Forget Dr. Phil, Maybe You Need the 'Batman' Makeover

ByABC News
June 16, 2005, 6:07 PM

June 17, 2005 — -- Martha Stewart tells you what to cook. Carson Kressley tells you what to wear. In the age of "Extreme Makeover," even lifestyle experts have lifestyle experts. So maybe it's time to let Batman help rescue your career, love life and self-esteem.

If you're going to mold your life after any superhero, Batman is clearly the most rational choice. He's the only major comic book crime fighter with no supernatural powers. The bite of a radioactive spider didn't endow him with the ability to climb walls. His parents didn't send him from Krypton to Earth with the power to bend steel with his bare hands.

Sure, Batman's got the deep pockets of millionaire Bruce Wayne (his alter ego) to help furnish his trusty utility belt with gadgets galore.
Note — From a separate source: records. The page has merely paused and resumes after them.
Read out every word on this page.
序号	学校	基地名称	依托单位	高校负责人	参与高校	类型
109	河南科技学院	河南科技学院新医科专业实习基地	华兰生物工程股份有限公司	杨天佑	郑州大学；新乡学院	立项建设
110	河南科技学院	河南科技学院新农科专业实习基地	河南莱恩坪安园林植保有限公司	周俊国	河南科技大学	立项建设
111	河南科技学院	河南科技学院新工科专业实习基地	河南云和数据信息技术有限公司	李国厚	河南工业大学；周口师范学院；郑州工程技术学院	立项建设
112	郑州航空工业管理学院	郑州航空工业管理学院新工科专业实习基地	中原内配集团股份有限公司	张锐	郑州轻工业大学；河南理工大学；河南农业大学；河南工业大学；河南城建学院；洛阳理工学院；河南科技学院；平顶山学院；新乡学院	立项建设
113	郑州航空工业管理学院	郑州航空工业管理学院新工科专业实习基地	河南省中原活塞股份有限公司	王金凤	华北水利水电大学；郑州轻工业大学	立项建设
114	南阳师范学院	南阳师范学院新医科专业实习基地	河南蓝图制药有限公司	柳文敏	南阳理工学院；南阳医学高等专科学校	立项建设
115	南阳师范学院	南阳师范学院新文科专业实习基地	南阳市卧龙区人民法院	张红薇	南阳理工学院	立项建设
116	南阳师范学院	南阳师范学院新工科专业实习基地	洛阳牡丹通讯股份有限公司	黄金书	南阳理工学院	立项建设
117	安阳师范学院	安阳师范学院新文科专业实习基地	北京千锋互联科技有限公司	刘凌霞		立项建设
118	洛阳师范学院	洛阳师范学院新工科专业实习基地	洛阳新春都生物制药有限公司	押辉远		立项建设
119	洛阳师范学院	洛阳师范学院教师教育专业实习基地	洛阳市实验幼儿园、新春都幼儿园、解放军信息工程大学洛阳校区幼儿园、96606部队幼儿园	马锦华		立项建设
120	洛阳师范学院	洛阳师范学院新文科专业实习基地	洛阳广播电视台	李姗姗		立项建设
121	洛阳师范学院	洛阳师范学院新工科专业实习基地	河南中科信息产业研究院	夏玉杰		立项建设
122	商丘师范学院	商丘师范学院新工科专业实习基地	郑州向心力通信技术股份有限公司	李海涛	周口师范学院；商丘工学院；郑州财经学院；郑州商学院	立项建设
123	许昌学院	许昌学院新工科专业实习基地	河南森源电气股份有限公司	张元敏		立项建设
But the Batarang is just a glorified boomerang, which Aborigines have been wielding for centuries. That's a far cry from Wonder Woman's golden lasso, which magically compels evildoers to tell the truth.

As Batman can tell you, even infinite wealth has limitations, and it hardly guarantees heroics. You don't see Paris Hilton solving murders.

No, what makes Batman special is that he's learned to channel his rage. His parents were savagely beaten and left to die, and he's vowed to wage a war against crime throughout Gotham City.

Batman's not perfect. Maybe he's sometimes bent a little too much on exacting pain from bad guys. But he's also the world's first self-made superhero, a man who traveled the world to toughen his body and sharpen his mind, all to be the world's best crime fighter. If he's still dealing with rage, like any advocate of therapy, he could tell you that dealing with such inner demons is a lifelong process.

So, if you're looking for a lifestyle guru -- with tips on everything from training a sidekick, scaling a wall and romantic entanglements with a catty woman -- the Caped Crusader may be your hero. In "The Batman Handbook: The Ultimate Training Manual," author Scott Beatty teaches all the bat basics -- concealing your secret identity, driving the Batmobile on two wheels, winning a whip fight and pithy remarks to make to your adversary when you're sinking in quicksand.

Just as Bruce Wayne studies under the best teachers in every field, Beatty says he assembled his handbook after consulting with FBI agents, detectives, forensic experts, stunt persons, gymnasts, martial artists, hypnotists, geologists and dozens of other professionals.

Christian Bale, the latest in a long line of big-screen Batmen, says that becoming the Dark Knight in the newly released "Batman Begins" required a physical and mental transformation that was nothing short of an extreme makeover.